Apple and Goldman Sachs Group are readying the launch early next year of a joint credit card branded with Apple Pay. This will be Goldman Sachs’ first credit card, and it will also replace Apple’s current rewards-card with Barclays. Apple Pay, which generates revenue with every transaction, has been slow to take off, and Goldman’s move into consumer banking is intended to compensate for a significant dip in securities trading. In 2016, Goldman Sachs also debuted Marcus, retail banking for online savings and personal loans.

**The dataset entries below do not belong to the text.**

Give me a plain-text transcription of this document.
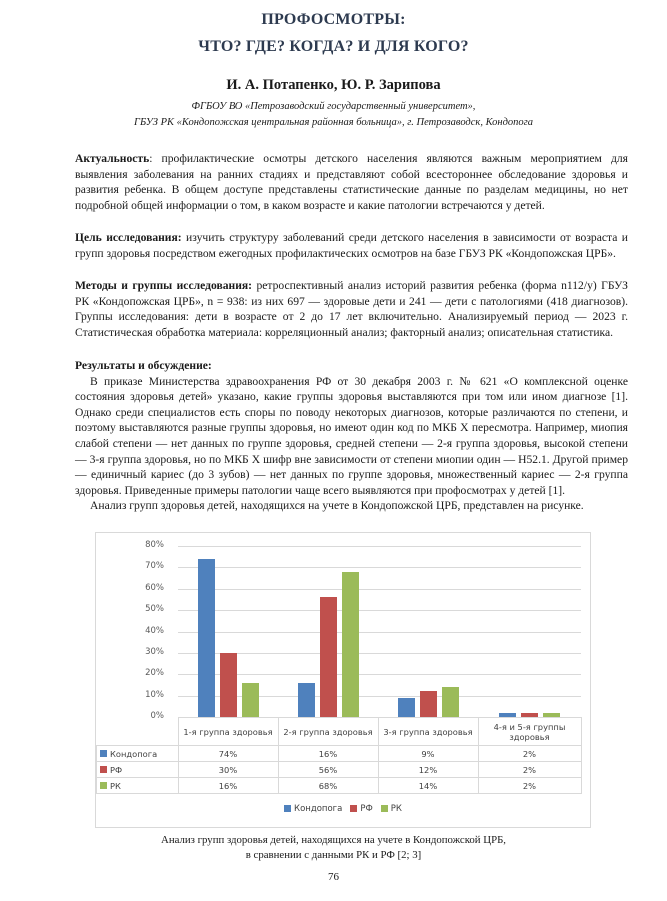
ПРОФОСМОТРЫ:
ЧТО? ГДЕ? КОГДА? И ДЛЯ КОГО?
И. А. Потапенко, Ю. Р. Зарипова
ФГБОУ ВО «Петрозаводский государственный университет»,
ГБУЗ РК «Кондопожская центральная районная больница», г. Петрозаводск, Кондопога
Актуальность: профилактические осмотры детского населения являются важным мероприятием для выявления заболевания на ранних стадиях и представляют собой всестороннее обследование здоровья и развития ребенка. В общем доступе представлены статистические данные по разделам медицины, но нет подробной общей информации о том, в каком возрасте и какие патологии встречаются у детей.
Цель исследования: изучить структуру заболеваний среди детского населения в зависимости от возраста и групп здоровья посредством ежегодных профилактических осмотров на базе ГБУЗ РК «Кондопожская ЦРБ».
Методы и группы исследования: ретроспективный анализ историй развития ребенка (форма n112/у) ГБУЗ РК «Кондопожская ЦРБ», n = 938: из них 697 — здоровые дети и 241 — дети с патологиями (418 диагнозов). Группы исследования: дети в возрасте от 2 до 17 лет включительно. Анализируемый период — 2023 г. Статистическая обработка материала: корреляционный анализ; факторный анализ; описательная статистика.
Результаты и обсуждение:
В приказе Министерства здравоохранения РФ от 30 декабря 2003 г. № 621 «О комплексной оценке состояния здоровья детей» указано, какие группы здоровья выставляются при том или ином диагнозе [1]. Однако среди специалистов есть споры по поводу некоторых диагнозов, которые различаются по степени, и поэтому выставляются разные группы здоровья, но имеют один код по МКБ X пересмотра. Например, миопия слабой степени — нет данных по группе здоровья, средней степени — 2-я группа здоровья, высокой степени — 3-я группа здоровья, но по МКБ X шифр вне зависимости от степени миопии один — H52.1. Другой пример — единичный кариес (до 3 зубов) — нет данных по группе здоровья, множественный кариес — 2-я группа здоровья. Приведенные примеры патологии чаще всего выявляются при профосмотрах у детей [1].
Анализ групп здоровья детей, находящихся на учете в Кондопожской ЦРБ, представлен на рисунке.
0%
10%
20%
30%
40%
50%
60%
70%
80%
	1-я группа здоровья	2-я группа здоровья	3-я группа здоровья	4-я и 5-я группы здоровья
Кондопога	74%	16%	9%	2%
РФ	30%	56%	12%	2%
РК	16%	68%	14%	2%
Кондопога РФ РК
Анализ групп здоровья детей, находящихся на учете в Кондопожской ЦРБ,
в сравнении с данными РК и РФ [2; 3]
76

The Wall Street Journal reports that, “Apple and Goldman are still hashing out the terms and benefits of the planned card including the perks for customers.” Currently, the Apple-Barclays credit card “offers interest-free financing on Apple devices and points toward Apple gift cards.” Goldman also plans to offer “in-store loans to Apple customers buying iPhones and other gadgets.”
Apple is not alone in moving into banking and finance; Amazon, Google and Samsung Electronics are “all vying to make mobile payments easier for consumers while adding to their formidable revenue streams.”
Benefits to Apple with the Goldman card include an increase in revenue by earning $100 or for each new cardholder; Goldman also “has the potential to raise Apple Pay’s profile, tying the mobile payment service to plastic touted in advertising and pushed by cashiers at Apple stores.” Apple could also “take a larger cut of mobile payments from the card if it is used for purchases,” said one source; with its digital wallet, Apple receives 0.15 percent per transaction, which it could more than double with the Goldman card.
The new credit card would boost Goldman’s “nascent retail-banking operation, launched in 2016,” by adding “new customers who may be sold other banking products.” Goldman also has a long-standing relationship to Apple, and the card could deepen those ties.
Goldman, which has, however, only been in consumer finance for two years, “lacks much of the infrastructure to be able to issue credit cards and process payments to merchants,” and “credit cards are a cutthroat business dominated by larger rivals like JPMorgan Chase and Citigroup.” It’s unknown whether Visa, Mastercard or Discover will process transactions for the card, but Apple “has had a longstanding relationship with Visa, which is based in San Francisco.”
Representatives from Barclays, which began issuing its Apple credit card in 2005, met at Apple “to determine whether the account — one of its most high profile — would be extended.”